First, I believe developing spiritual senses takes self-discipline. Paul says in 1 Timothy 4:17 to "train yourself for godliness". The word train is gymnazo in the Greek, so he is talking about some kind of exercise or hard work. What kind? If you look at the life of early Christians they fasted, they prayed, they studied scripture, the hung out together and what was the result? They walked with God to the point that they changed the world.
A couple of things I realized about these things though - first they are NOT the point (or the evidence) of Christianity. The point is to walk with God, and these things are only means to that end. In other words, what difference does it make if you have some tough spiritual regimen if it makes no impact on the rest of your life? Secondly, and I cannot stress how important I think this is, what works for someone else may not work for you. I seriously cannot do a food fast. I am a big guy with a high metabolism, so when I don't get enough calories I get tired and moody - which sort of defeats the purpose I think. Then there is personal taste too. Some people like (for example) "high church" liturgies and find great benefit in them, other people think they are the dullest thing ever. That's okay. God made us different and allows us to relate to Him differently (within Biblical guidelines of course).
If you've ever been frustrated (as I certainly have) by trying to follow someone else's advice as to how to pray, how to hear God's voice, etc I highly recommend a book called Sacred Pathways, by Gary Thomas. He profiles people in the Bible and how they related to God in different ways, and then suggests that each of us are wired in different ways and we need to figure out our own spiritual temperament and try to build our spiritual disciplines around that. The book is so helpful and practical. It even has a quiz to help you discover your own spiritual temperament and build your spiritual activities around that. One of the best half-dozen or so books I've ever read.
Now I'm going to go out on a limb a bit-but I think God gave us our physical senses as gateways to our spiritual ones. Romans 1 says that which may be known about God has been made evident in creation. But if that's so, why do so few people see Him there? Probably because they don't look. Most anyone who has been to Albuquerque (where I live) will tell you that the most striking feature of the city (besides about 8 trillion tons of sand) is the mountain range that forms the city's eastern border. The peak is something like 6,000 feet above the city (I'm too lazy to look up the actual height) and you can see it from almost anywhere. It's actually quite nice, b/c when you're lost you can always look up and see which way is east.
With my natural eyes I see the mountains the same way everyone else does - rocks, trees, snow at times, and that amazing pink hue at sunset. But I am learning to see more than that. For example, I see a reminder of God's righteousness (Psalm 36:6). Like the mountain, His righteousness never changes, never moves, and can withstand any and every storm. Or I can be reminded that even a problem as big as the a mountain is nothing for a person with faith. But how and why can I be reminded of that? Because I've taken the time to get the Word into me (spiritual discipline), and because I am learning to look for God's truth in natural things.

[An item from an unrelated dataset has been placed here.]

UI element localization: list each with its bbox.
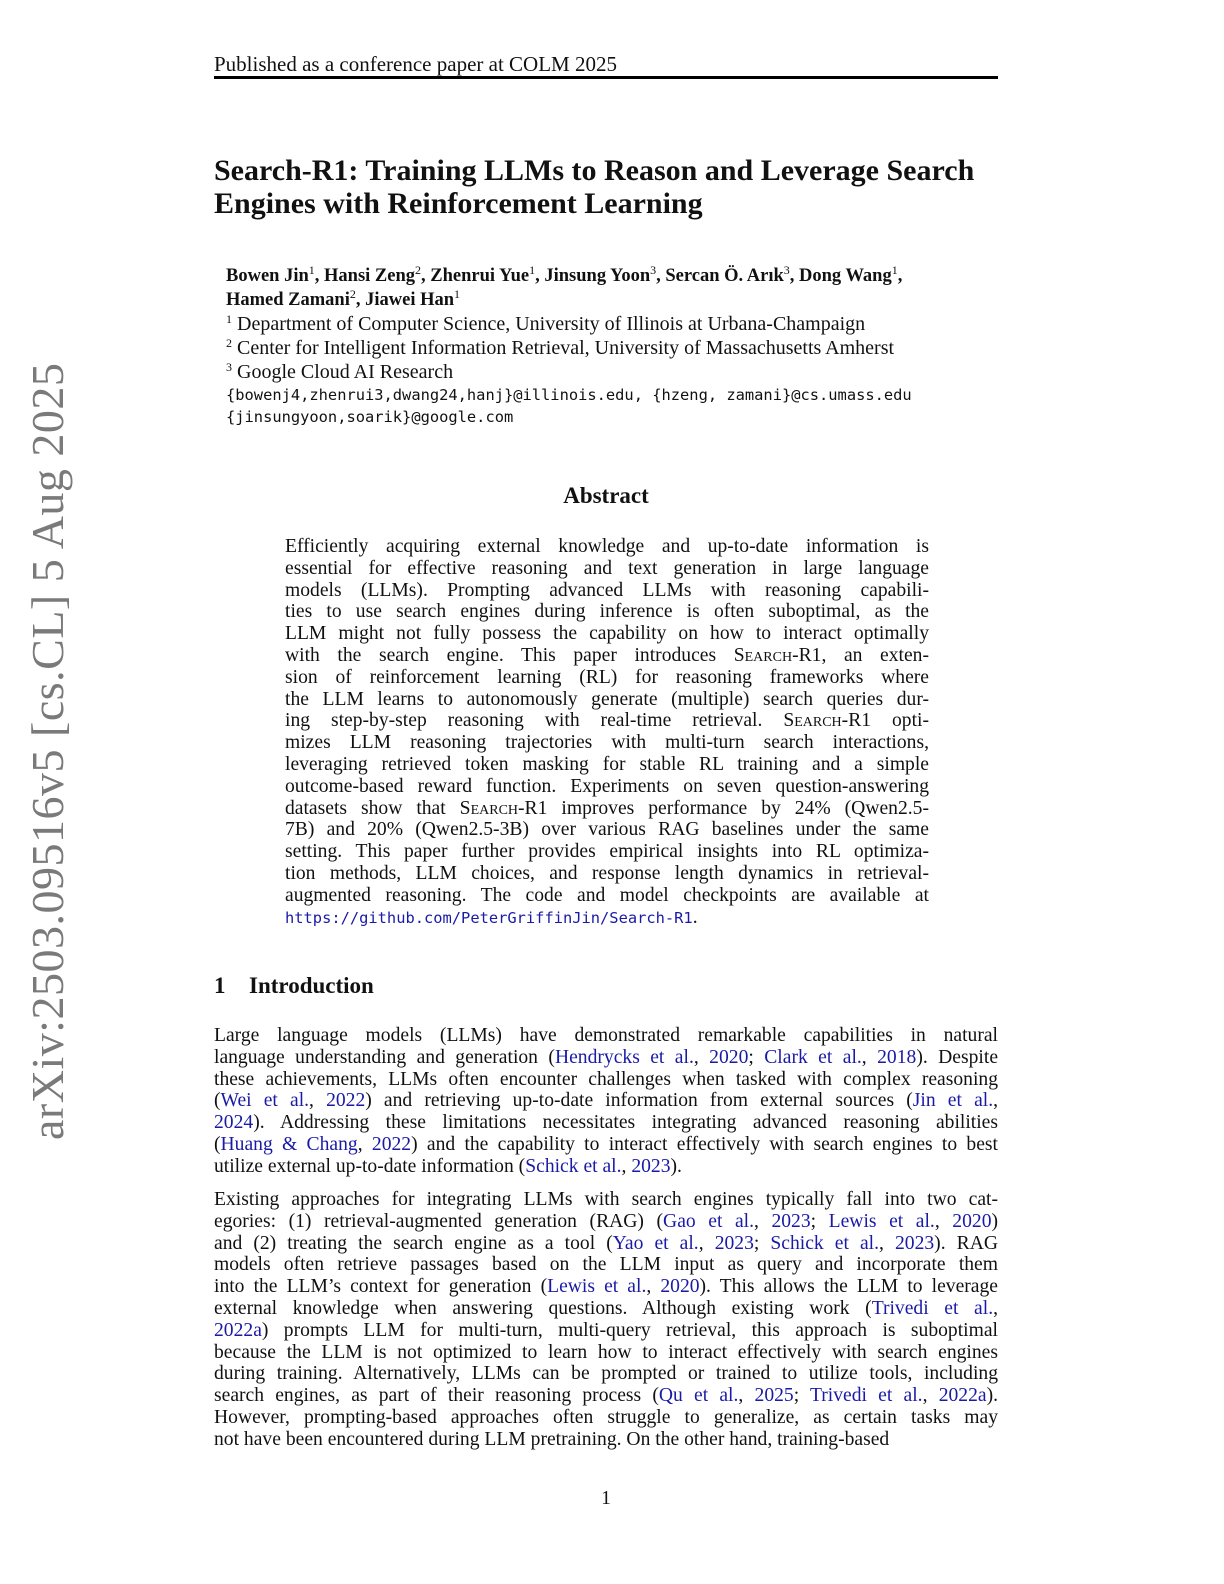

Think how often Jesus spoke of natural things to explain spiritual. Then He often said something like "he who has ears, let him hear" or even criticized people for not getting it. I think maybe He wasn't just teaching whatever the point of His parable was, but He was also teaching us to "hear" or "see" spiritual truth in natural things. I know there is a danger in that (we can misread natural things) and that's why we to be full of His Word, talk to Him throughout the day, and stay connected to others who can tell us if our ideas are completely off the wall.
This is where a really great blogger has some powerful final thought that ties it all together. I don't. I appreciate your thoughts and comments though - tell me if I'm completely off the wall!